Scientists have been long time puzzled by how can birds follow their route during the migration and why pigeons can turn back home from large distances (pigeons are the only domestic birds able to fly, that's why this trait was more obvious on them).
The researchers have not known for sure what sense empowers the birds with their navigational abilities: hypotheses included smell (but birds generally have weak smell, except condors, albatrosses and their relatives), sun position or a star map during the night.
The discovery in 2004 of tiny deposits of a mineral called magnetite (lodestone) in the beaks of pigeons and bobolink
(a North American songbird) biased the debate towards the hypothesis that birds can read Earth's magnetic field (image).
The sensory cells containing the magnetite were wired to the brain, just like in the case of migratory fishes like trout, salmons and stingrays.
Making use of a peculiar error in the Earth's magnetic field, a research team has been able to prove how pigeons, released off hundreds of kilometers from home, employ magnetic field for returning home.
"We are now confident pigeons do use the intensity of the Earth's magnetic field to determine position during homing," said Dr. Todd Dennis, of the University of Auckland, lead researcher of the study.

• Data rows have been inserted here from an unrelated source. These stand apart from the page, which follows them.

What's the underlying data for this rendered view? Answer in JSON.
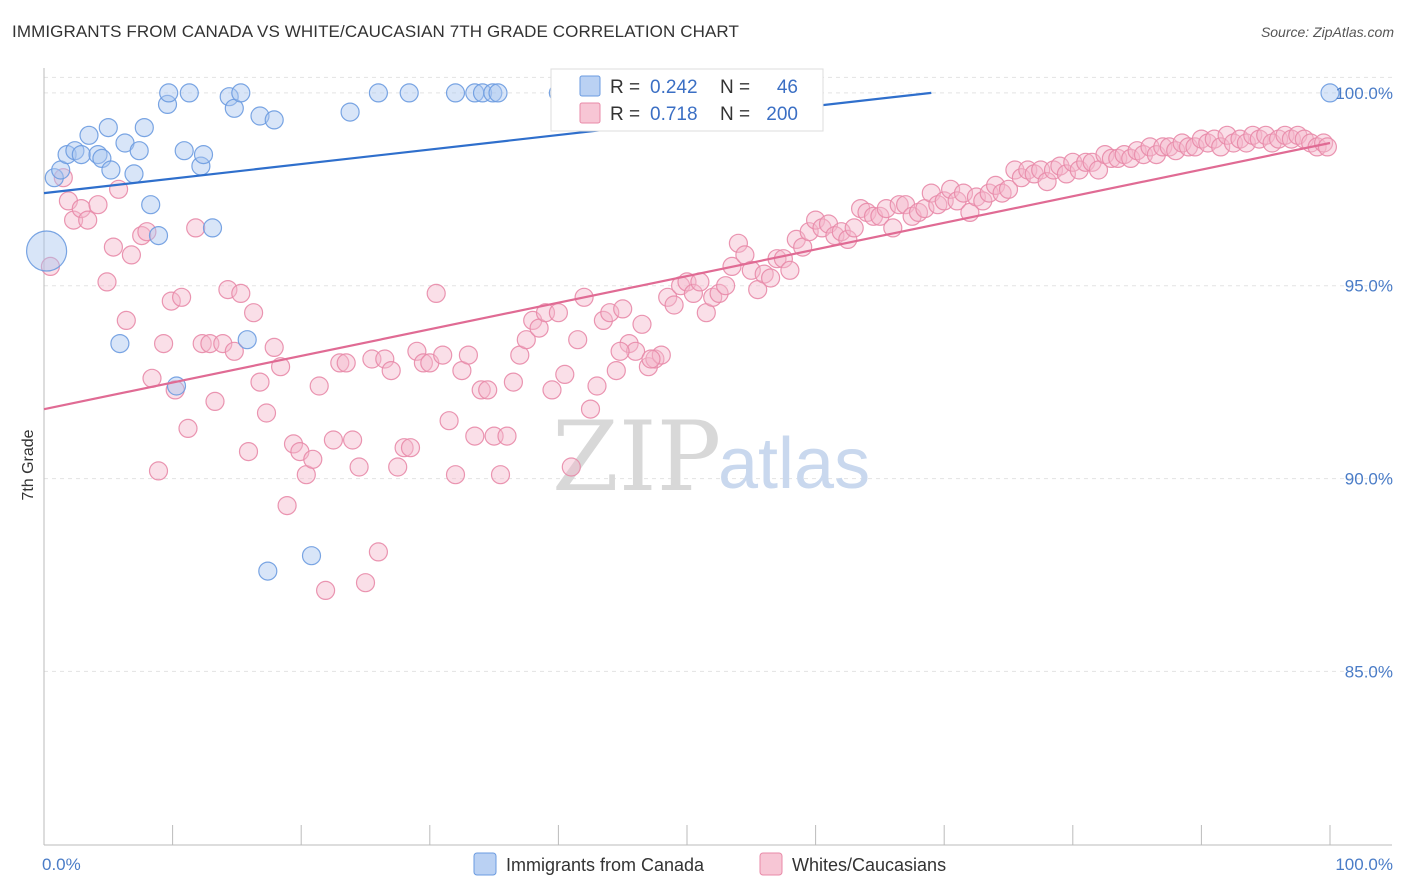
{
  "title": "IMMIGRANTS FROM CANADA VS WHITE/CAUCASIAN 7TH GRADE CORRELATION CHART",
  "source": "Source: ZipAtlas.com",
  "watermark": {
    "zip": "ZIP",
    "atlas": "atlas"
  },
  "chart_data": {
    "type": "scatter",
    "title": "IMMIGRANTS FROM CANADA VS WHITE/CAUCASIAN 7TH GRADE CORRELATION CHART",
    "xlabel": "",
    "ylabel": "7th Grade",
    "xlim": [
      0,
      100
    ],
    "ylim": [
      80.5,
      100.8
    ],
    "x_tick_labels": [
      "0.0%",
      "100.0%"
    ],
    "y_ticks": [
      85,
      90,
      95,
      100
    ],
    "y_tick_labels": [
      "85.0%",
      "90.0%",
      "95.0%",
      "100.0%"
    ],
    "grid": true,
    "legend": {
      "placement": "top-center",
      "rows": [
        {
          "r_label": "R =",
          "r_value": "0.242",
          "n_label": "N =",
          "n_value": "46"
        },
        {
          "r_label": "R =",
          "r_value": "0.718",
          "n_label": "N =",
          "n_value": "200"
        }
      ]
    },
    "series": [
      {
        "name": "Immigrants from Canada",
        "color": "#6b9be0",
        "fill": "#a9c6f0",
        "trend": {
          "x": [
            0,
            69
          ],
          "y": [
            97.4,
            100.0
          ]
        },
        "points": [
          [
            0.2,
            95.9
          ],
          [
            0.8,
            97.8
          ],
          [
            1.3,
            98.0
          ],
          [
            1.8,
            98.4
          ],
          [
            2.4,
            98.5
          ],
          [
            2.9,
            98.4
          ],
          [
            3.5,
            98.9
          ],
          [
            4.2,
            98.4
          ],
          [
            4.5,
            98.3
          ],
          [
            5.0,
            99.1
          ],
          [
            5.2,
            98.0
          ],
          [
            6.3,
            98.7
          ],
          [
            7.0,
            97.9
          ],
          [
            7.4,
            98.5
          ],
          [
            7.8,
            99.1
          ],
          [
            8.3,
            97.1
          ],
          [
            8.9,
            96.3
          ],
          [
            9.6,
            99.7
          ],
          [
            9.7,
            100.0
          ],
          [
            10.9,
            98.5
          ],
          [
            11.3,
            100.0
          ],
          [
            12.2,
            98.1
          ],
          [
            12.4,
            98.4
          ],
          [
            13.1,
            96.5
          ],
          [
            14.4,
            99.9
          ],
          [
            14.8,
            99.6
          ],
          [
            15.3,
            100.0
          ],
          [
            16.8,
            99.4
          ],
          [
            17.9,
            99.3
          ],
          [
            23.8,
            99.5
          ],
          [
            26.0,
            100.0
          ],
          [
            28.4,
            100.0
          ],
          [
            32.0,
            100.0
          ],
          [
            33.5,
            100.0
          ],
          [
            34.1,
            100.0
          ],
          [
            34.9,
            100.0
          ],
          [
            35.3,
            100.0
          ],
          [
            40.0,
            100.0
          ],
          [
            100.0,
            100.0
          ],
          [
            5.9,
            93.5
          ],
          [
            10.3,
            92.4
          ],
          [
            15.8,
            93.6
          ],
          [
            17.4,
            87.6
          ],
          [
            20.8,
            88.0
          ],
          [
            43.0,
            100.0
          ],
          [
            44.0,
            100.0
          ]
        ]
      },
      {
        "name": "Whites/Caucasians",
        "color": "#e88aa8",
        "fill": "#f5b8cb",
        "trend": {
          "x": [
            0,
            100
          ],
          "y": [
            91.8,
            98.7
          ]
        },
        "points": [
          [
            0.5,
            95.5
          ],
          [
            1.5,
            97.8
          ],
          [
            1.9,
            97.2
          ],
          [
            2.3,
            96.7
          ],
          [
            2.9,
            97.0
          ],
          [
            3.4,
            96.7
          ],
          [
            4.2,
            97.1
          ],
          [
            4.9,
            95.1
          ],
          [
            5.4,
            96.0
          ],
          [
            5.8,
            97.5
          ],
          [
            6.4,
            94.1
          ],
          [
            6.8,
            95.8
          ],
          [
            7.6,
            96.3
          ],
          [
            8.0,
            96.4
          ],
          [
            8.4,
            92.6
          ],
          [
            8.9,
            90.2
          ],
          [
            9.3,
            93.5
          ],
          [
            9.9,
            94.6
          ],
          [
            10.2,
            92.3
          ],
          [
            10.7,
            94.7
          ],
          [
            11.2,
            91.3
          ],
          [
            11.8,
            96.5
          ],
          [
            12.3,
            93.5
          ],
          [
            12.9,
            93.5
          ],
          [
            13.3,
            92.0
          ],
          [
            13.9,
            93.5
          ],
          [
            14.3,
            94.9
          ],
          [
            14.8,
            93.3
          ],
          [
            15.3,
            94.8
          ],
          [
            15.9,
            90.7
          ],
          [
            16.3,
            94.3
          ],
          [
            16.8,
            92.5
          ],
          [
            17.3,
            91.7
          ],
          [
            17.9,
            93.4
          ],
          [
            18.4,
            92.9
          ],
          [
            18.9,
            89.3
          ],
          [
            19.4,
            90.9
          ],
          [
            19.9,
            90.7
          ],
          [
            20.4,
            90.1
          ],
          [
            20.9,
            90.5
          ],
          [
            21.4,
            92.4
          ],
          [
            21.9,
            87.1
          ],
          [
            22.5,
            91.0
          ],
          [
            23.0,
            93.0
          ],
          [
            23.5,
            93.0
          ],
          [
            24.0,
            91.0
          ],
          [
            24.5,
            90.3
          ],
          [
            25.0,
            87.3
          ],
          [
            25.5,
            93.1
          ],
          [
            26.0,
            88.1
          ],
          [
            26.5,
            93.1
          ],
          [
            27.0,
            92.8
          ],
          [
            27.5,
            90.3
          ],
          [
            28.0,
            90.8
          ],
          [
            28.5,
            90.8
          ],
          [
            29.0,
            93.3
          ],
          [
            29.5,
            93.0
          ],
          [
            30.0,
            93.0
          ],
          [
            30.5,
            94.8
          ],
          [
            31.0,
            93.2
          ],
          [
            31.5,
            91.5
          ],
          [
            32.0,
            90.1
          ],
          [
            32.5,
            92.8
          ],
          [
            33.0,
            93.2
          ],
          [
            33.5,
            91.1
          ],
          [
            34.0,
            92.3
          ],
          [
            34.5,
            92.3
          ],
          [
            35.0,
            91.1
          ],
          [
            35.5,
            90.1
          ],
          [
            36.0,
            91.1
          ],
          [
            36.5,
            92.5
          ],
          [
            37.0,
            93.2
          ],
          [
            37.5,
            93.6
          ],
          [
            38.0,
            94.1
          ],
          [
            38.5,
            93.9
          ],
          [
            39.0,
            94.3
          ],
          [
            39.5,
            92.3
          ],
          [
            40.0,
            94.3
          ],
          [
            40.5,
            92.7
          ],
          [
            41.0,
            90.3
          ],
          [
            41.5,
            93.6
          ],
          [
            42.0,
            94.7
          ],
          [
            42.5,
            91.8
          ],
          [
            43.0,
            92.4
          ],
          [
            43.5,
            94.1
          ],
          [
            44.0,
            94.3
          ],
          [
            44.5,
            92.8
          ],
          [
            45.0,
            94.4
          ],
          [
            45.5,
            93.5
          ],
          [
            46.0,
            93.3
          ],
          [
            46.5,
            94.0
          ],
          [
            47.0,
            92.9
          ],
          [
            47.5,
            93.1
          ],
          [
            48.0,
            93.2
          ],
          [
            48.5,
            94.7
          ],
          [
            49.0,
            94.5
          ],
          [
            49.5,
            95.0
          ],
          [
            50.0,
            95.1
          ],
          [
            50.5,
            94.8
          ],
          [
            51.0,
            95.1
          ],
          [
            51.5,
            94.3
          ],
          [
            52.0,
            94.7
          ],
          [
            52.5,
            94.8
          ],
          [
            53.0,
            95.0
          ],
          [
            53.5,
            95.5
          ],
          [
            54.0,
            96.1
          ],
          [
            54.5,
            95.8
          ],
          [
            55.0,
            95.4
          ],
          [
            55.5,
            94.9
          ],
          [
            56.0,
            95.3
          ],
          [
            56.5,
            95.2
          ],
          [
            57.0,
            95.7
          ],
          [
            57.5,
            95.7
          ],
          [
            58.0,
            95.4
          ],
          [
            58.5,
            96.2
          ],
          [
            59.0,
            96.0
          ],
          [
            59.5,
            96.4
          ],
          [
            60.0,
            96.7
          ],
          [
            60.5,
            96.5
          ],
          [
            61.0,
            96.6
          ],
          [
            61.5,
            96.3
          ],
          [
            62.0,
            96.4
          ],
          [
            62.5,
            96.2
          ],
          [
            63.0,
            96.5
          ],
          [
            63.5,
            97.0
          ],
          [
            64.0,
            96.9
          ],
          [
            64.5,
            96.8
          ],
          [
            65.0,
            96.8
          ],
          [
            65.5,
            97.0
          ],
          [
            66.0,
            96.5
          ],
          [
            66.5,
            97.1
          ],
          [
            67.0,
            97.1
          ],
          [
            67.5,
            96.8
          ],
          [
            68.0,
            96.9
          ],
          [
            68.5,
            97.0
          ],
          [
            69.0,
            97.4
          ],
          [
            69.5,
            97.1
          ],
          [
            70.0,
            97.2
          ],
          [
            70.5,
            97.5
          ],
          [
            71.0,
            97.2
          ],
          [
            71.5,
            97.4
          ],
          [
            72.0,
            96.9
          ],
          [
            72.5,
            97.3
          ],
          [
            73.0,
            97.2
          ],
          [
            73.5,
            97.4
          ],
          [
            74.0,
            97.6
          ],
          [
            74.5,
            97.4
          ],
          [
            75.0,
            97.5
          ],
          [
            75.5,
            98.0
          ],
          [
            76.0,
            97.8
          ],
          [
            76.5,
            98.0
          ],
          [
            77.0,
            97.9
          ],
          [
            77.5,
            98.0
          ],
          [
            78.0,
            97.7
          ],
          [
            78.5,
            98.0
          ],
          [
            79.0,
            98.1
          ],
          [
            79.5,
            97.9
          ],
          [
            80.0,
            98.2
          ],
          [
            80.5,
            98.0
          ],
          [
            81.0,
            98.2
          ],
          [
            81.5,
            98.2
          ],
          [
            82.0,
            98.0
          ],
          [
            82.5,
            98.4
          ],
          [
            83.0,
            98.3
          ],
          [
            83.5,
            98.3
          ],
          [
            84.0,
            98.4
          ],
          [
            84.5,
            98.3
          ],
          [
            85.0,
            98.5
          ],
          [
            85.5,
            98.4
          ],
          [
            86.0,
            98.6
          ],
          [
            86.5,
            98.4
          ],
          [
            87.0,
            98.6
          ],
          [
            87.5,
            98.6
          ],
          [
            88.0,
            98.5
          ],
          [
            88.5,
            98.7
          ],
          [
            89.0,
            98.6
          ],
          [
            89.5,
            98.6
          ],
          [
            90.0,
            98.8
          ],
          [
            90.5,
            98.7
          ],
          [
            91.0,
            98.8
          ],
          [
            91.5,
            98.6
          ],
          [
            92.0,
            98.9
          ],
          [
            92.5,
            98.7
          ],
          [
            93.0,
            98.8
          ],
          [
            93.5,
            98.7
          ],
          [
            94.0,
            98.9
          ],
          [
            94.5,
            98.8
          ],
          [
            95.0,
            98.9
          ],
          [
            95.5,
            98.7
          ],
          [
            96.0,
            98.8
          ],
          [
            96.5,
            98.9
          ],
          [
            97.0,
            98.8
          ],
          [
            97.5,
            98.9
          ],
          [
            98.0,
            98.8
          ],
          [
            98.5,
            98.7
          ],
          [
            99.0,
            98.6
          ],
          [
            99.5,
            98.7
          ],
          [
            99.8,
            98.6
          ],
          [
            44.8,
            93.3
          ],
          [
            47.2,
            93.1
          ]
        ]
      }
    ]
  }
}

The experiment's homing pigeons, fitted with global positioning system (GPS) tiny devices, were set free in New Zealand's Auckland Junction Magnetic Anomaly, a zone where the Earth's magnetic field presents a natural anomaly provoked by a cluster of big rock slabs deep below the surface in Mt Roskill.
These rocks inflict a detectable spike in the geomagnetic field.
The team checked this way how a distortion in the magnetic field could impair the pigeons' sense of orientation.
59 out of 92 released pigeons made a loop, flying up to 4km in the wrong direction following the variations in strength of the local magnetic field, before redirecting themselves to the right direction.
As soon as the birds got out of the magnetic distortion, they redressed their direction.